By Jose Emilio Castellanos
from Puerto Rico
Allan The day he arrived home from Caguas his grandfather was filled with emotion as if before the birth of their first child. Immediately had to solve another issue. Without thinking went out in a short time was back with a giant truck cava. Then came the hard task of moving what was in the room to take his grandson, one of the most valuable and comprehensive collections of Latin American popular music on the Continent. Thus was born Study-library-disco on wheels. (In the graph, Agustine Velez, Jose Emilio Castellanos.)
's grandfather is not given to write, but when he speaks becomes a captivating writer, a kind of oral historian in the field of popular music American. It would be difficult to find information with strict order and keep his memory conceptualization: dates, characters, anecdotes, in a monologue that flows with the excitement of a professor before his disciples.
So are the games at home, surrounded by guitars, stories, great figures of the past 50 years, members of famous trios filled with stories and music to a whole continent.
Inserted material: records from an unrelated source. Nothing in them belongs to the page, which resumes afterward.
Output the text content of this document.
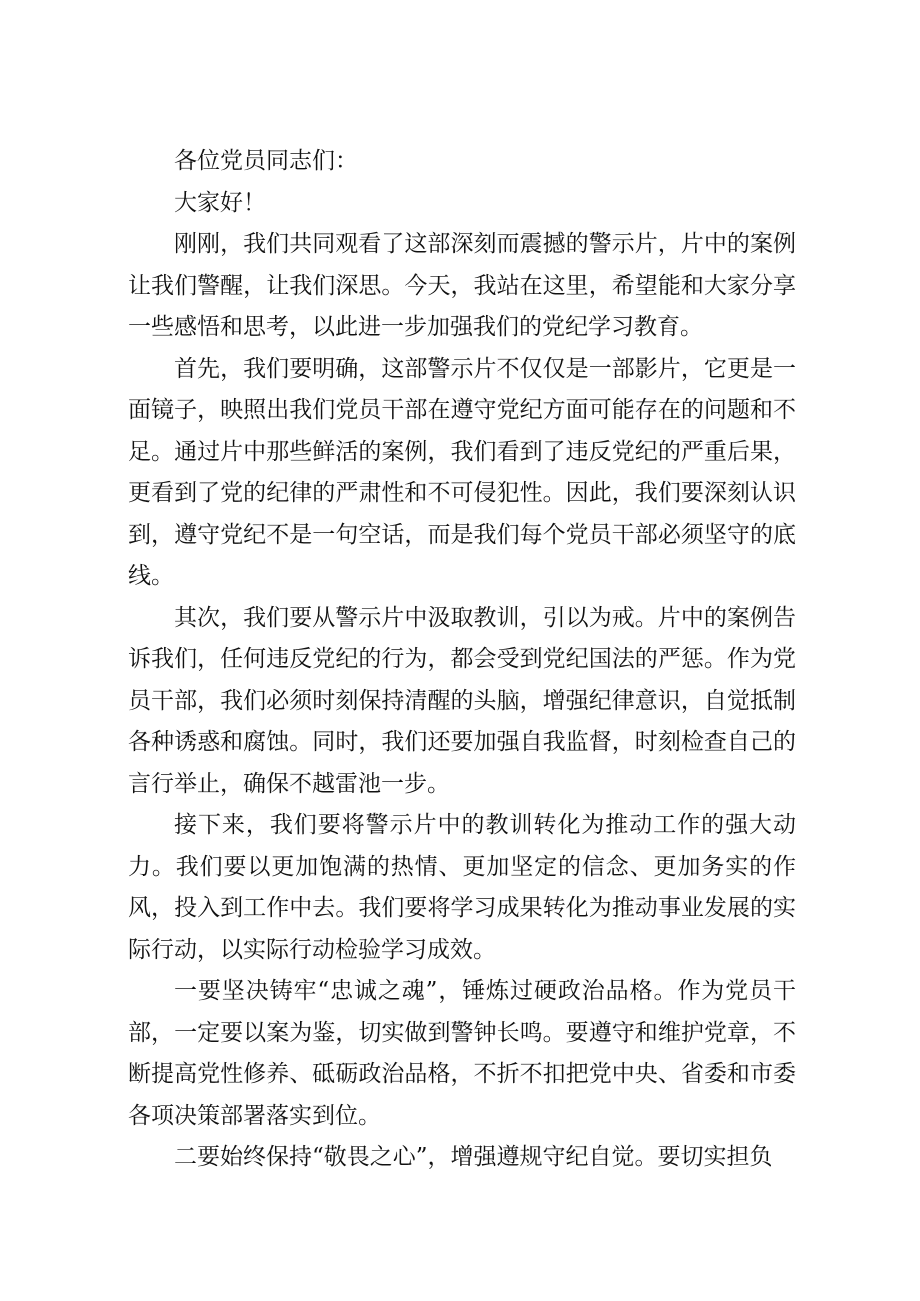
各位党员同志们：

大家好！

刚刚，我们共同观看了这部深刻而震撼的警示片，片中的案例让我们警醒，让我们深思。今天，我站在这里，希望能和大家分享一些感悟和思考，以此进一步加强我们的党纪学习教育。

首先，我们要明确，这部警示片不仅仅是一部影片，它更是一面镜子，映照出我们党员干部在遵守党纪方面可能存在的问题和不足。通过片中那些鲜活的案例，我们看到了违反党纪的严重后果，更看到了党的纪律的严肃性和不可侵犯性。因此，我们要深刻认识到，遵守党纪不是一句空话，而是我们每个党员干部必须坚守的底线。

其次，我们要从警示片中汲取教训，引以为戒。片中的案例告诉我们，任何违反党纪的行为，都会受到党纪国法的严惩。作为党员干部，我们必须时刻保持清醒的头脑，增强纪律意识，自觉抵制各种诱惑和腐蚀。同时，我们还要加强自我监督，时刻检查自己的言行举止，确保不越雷池一步。

接下来，我们要将警示片中的教训转化为推动工作的强大动力。我们要以更加饱满的热情、更加坚定的信念、更加务实的作风，投入到工作中去。我们要将学习成果转化为推动事业发展的实际行动，以实际行动检验学习成效。

一要坚决铸牢“忠诚之魂”，锤炼过硬政治品格。作为党员干部，一定要以案为鉴，切实做到警钟长鸣。要遵守和维护党章，不断提高党性修养、砥砺政治品格，不折不扣把党中央、省委和市委各项决策部署落实到位。

二要始终保持“敬畏之心”，增强遵规守纪自觉。要切实担负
Or legends of the stature of Blanca Rosa Gil.
These Agustine Velez Jimenez, who had the good fortune of meeting in the International Latin Music Conference which addressed the issue of Bolero, held at the Smithsonian Institution in Washington, DC, 2002. Were present, among other figures, two legends of the song, Olga Guillot and Ruth Fernandez, figures of the stature of Chucho Avellanet, Rafael Basurto Lara, and a group of academics and scholars. Everything went behind closed doors in a basement near the main castle.
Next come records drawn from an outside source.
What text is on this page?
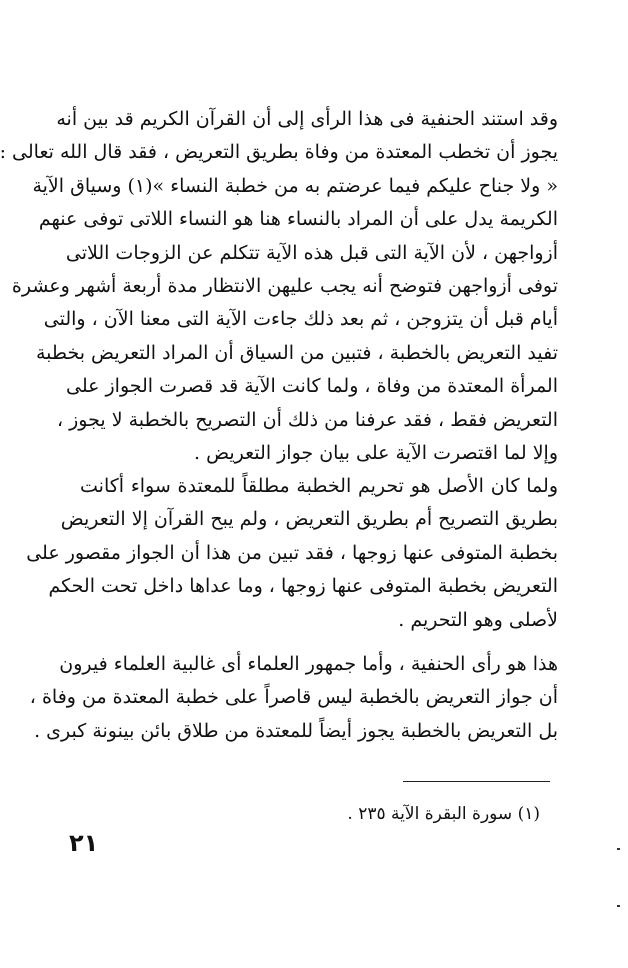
وقد استند الحنفية فى هذا الرأى إلى أن القرآن الكريم قد بين أنه
يجوز أن تخطب المعتدة من وفاة بطريق التعريض ، فقد قال الله تعالى :
« ولا جناح عليكم فيما عرضتم به من خطبة النساء »(١) وسياق الآية
الكريمة يدل على أن المراد بالنساء هنا هو النساء اللاتى توفى عنهم
أزواجهن ، لأن الآية التى قبل هذه الآية تتكلم عن الزوجات اللاتى
توفى أزواجهن فتوضح أنه يجب عليهن الانتظار مدة أربعة أشهر وعشرة
أيام قبل أن يتزوجن ، ثم بعد ذلك جاءت الآية التى معنا الآن ، والتى
تفيد التعريض بالخطبة ، فتبين من السياق أن المراد التعريض بخطبة
المرأة المعتدة من وفاة ، ولما كانت الآية قد قصرت الجواز على
التعريض فقط ، فقد عرفنا من ذلك أن التصريح بالخطبة لا يجوز ،
وإلا لما اقتصرت الآية على بيان جواز التعريض .

ولما كان الأصل هو تحريم الخطبة مطلقاً للمعتدة سواء أكانت
بطريق التصريح أم بطريق التعريض ، ولم يبح القرآن إلا التعريض
بخطبة المتوفى عنها زوجها ، فقد تبين من هذا أن الجواز مقصور على
التعريض بخطبة المتوفى عنها زوجها ، وما عداها داخل تحت الحكم
لأصلى وهو التحريم .

هذا هو رأى الحنفية ، وأما جمهور العلماء أى غالبية العلماء فيرون
أن جواز التعريض بالخطبة ليس قاصراً على خطبة المعتدة من وفاة ،
بل التعريض بالخطبة يجوز أيضاً للمعتدة من طلاق بائن بينونة كبرى .

(١) سورة البقرة الآية ٢٣٥ .

٢١
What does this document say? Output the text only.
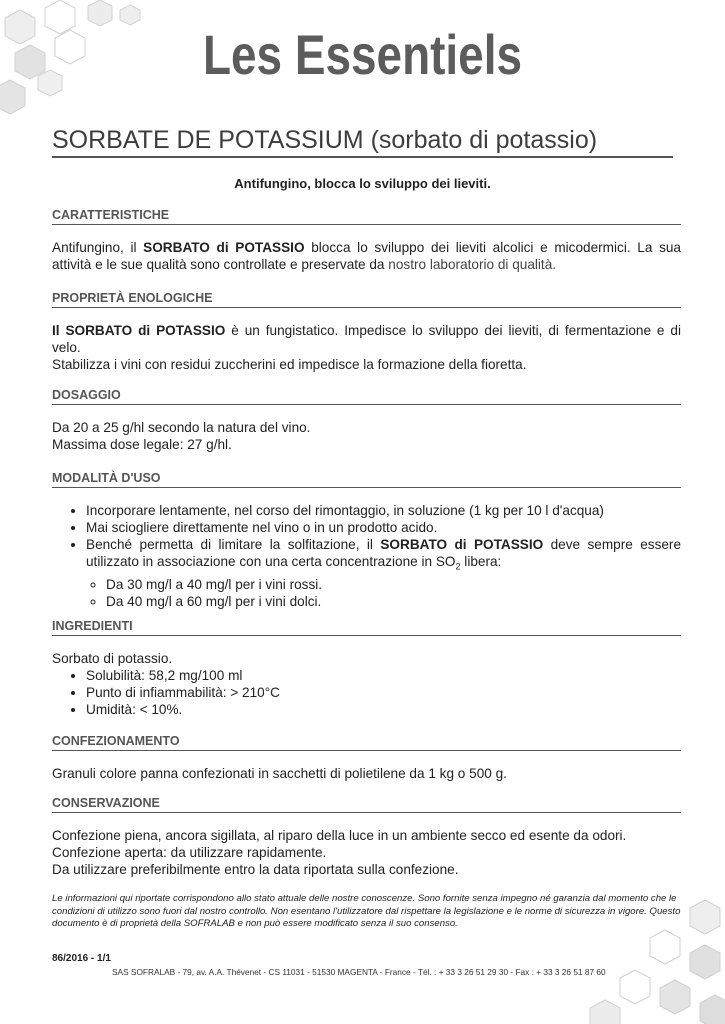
Les Essentiels
SORBATE DE POTASSIUM (sorbato di potassio)
Antifungino, blocca lo sviluppo dei lieviti.
CARATTERISTICHE
Antifungino, il SORBATO di POTASSIO blocca lo sviluppo dei lieviti alcolici e micodermici. La sua attività e le sue qualità sono controllate e preservate da nostro laboratorio di qualità.
PROPRIETÀ ENOLOGICHE

Il SORBATO di POTASSIO è un fungistatico. Impedisce lo sviluppo dei lieviti, di fermentazione e di velo.

Stabilizza i vini con residui zuccherini ed impedisce la formazione della fioretta.

DOSAGGIO

Da 20 a 25 g/hl secondo la natura del vino.

Massima dose legale: 27 g/hl.

MODALITÀ D'USO
• Incorporare lentamente, nel corso del rimontaggio, in soluzione (1 kg per 10 l d'acqua)
• Mai sciogliere direttamente nel vino o in un prodotto acido.
• Benché permetta di limitare la solfitazione, il SORBATO di POTASSIO deve sempre essere utilizzato in associazione con una certa concentrazione in $SO_2$ libera:
◦ Da 30 mg/l a 40 mg/l per i vini rossi.
◦ Da 40 mg/l a 60 mg/l per i vini dolci.
INGREDIENTI

Sorbato di potassio.

• Solubilità: 58,2 mg/100 ml
• Punto di infiammabilità: > 210°C
• Umidità: < 10%.
CONFEZIONAMENTO

Granuli colore panna confezionati in sacchetti di polietilene da 1 kg o 500 g.

CONSERVAZIONE

Confezione piena, ancora sigillata, al riparo della luce in un ambiente secco ed esente da odori. Confezione aperta: da utilizzare rapidamente.

Da utilizzare preferibilmente entro la data riportata sulla confezione.

Le informazioni qui riportate corrispondono allo stato attuale delle nostre conoscenze. Sono fornite senza impegno né garanzia dal momento che le condizioni di utilizzo sono fuori dal nostro controllo. Non esentano l'utilizzatore dal rispettare la legislazione e le norme di sicurezza in vigore. Questo documento è di proprietà della SOFRALAB e non può essere modificato senza il suo consenso.
86/2016 - 1/1
SAS SOFRALAB - 79, av. A.A. Thévenet - CS 11031 - 51530 MAGENTA - France - Tél. : + 33 3 26 51 29 30 - Fax : + 33 3 26 51 87 60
Augustine is a native of Arecibo, and grew up in Manati and Rio Piedras, Puerto Rico. To not get in trouble say that I was born after World War II but before ... His passion for music comes from his father, a teacher, who had been living between harmonies and rhythms of the time, tangos, paso dobles, Couples, waltz ... and boleros.
will soon publish an interview he recently did to Augustine Velez in Puerto Rico. For now, we know his passion in his own words, to respond to the thesis of Montenegro Orlando Rolon, who believes that the bolero is heading into oblivion. The two papers it showed them in the previous pages.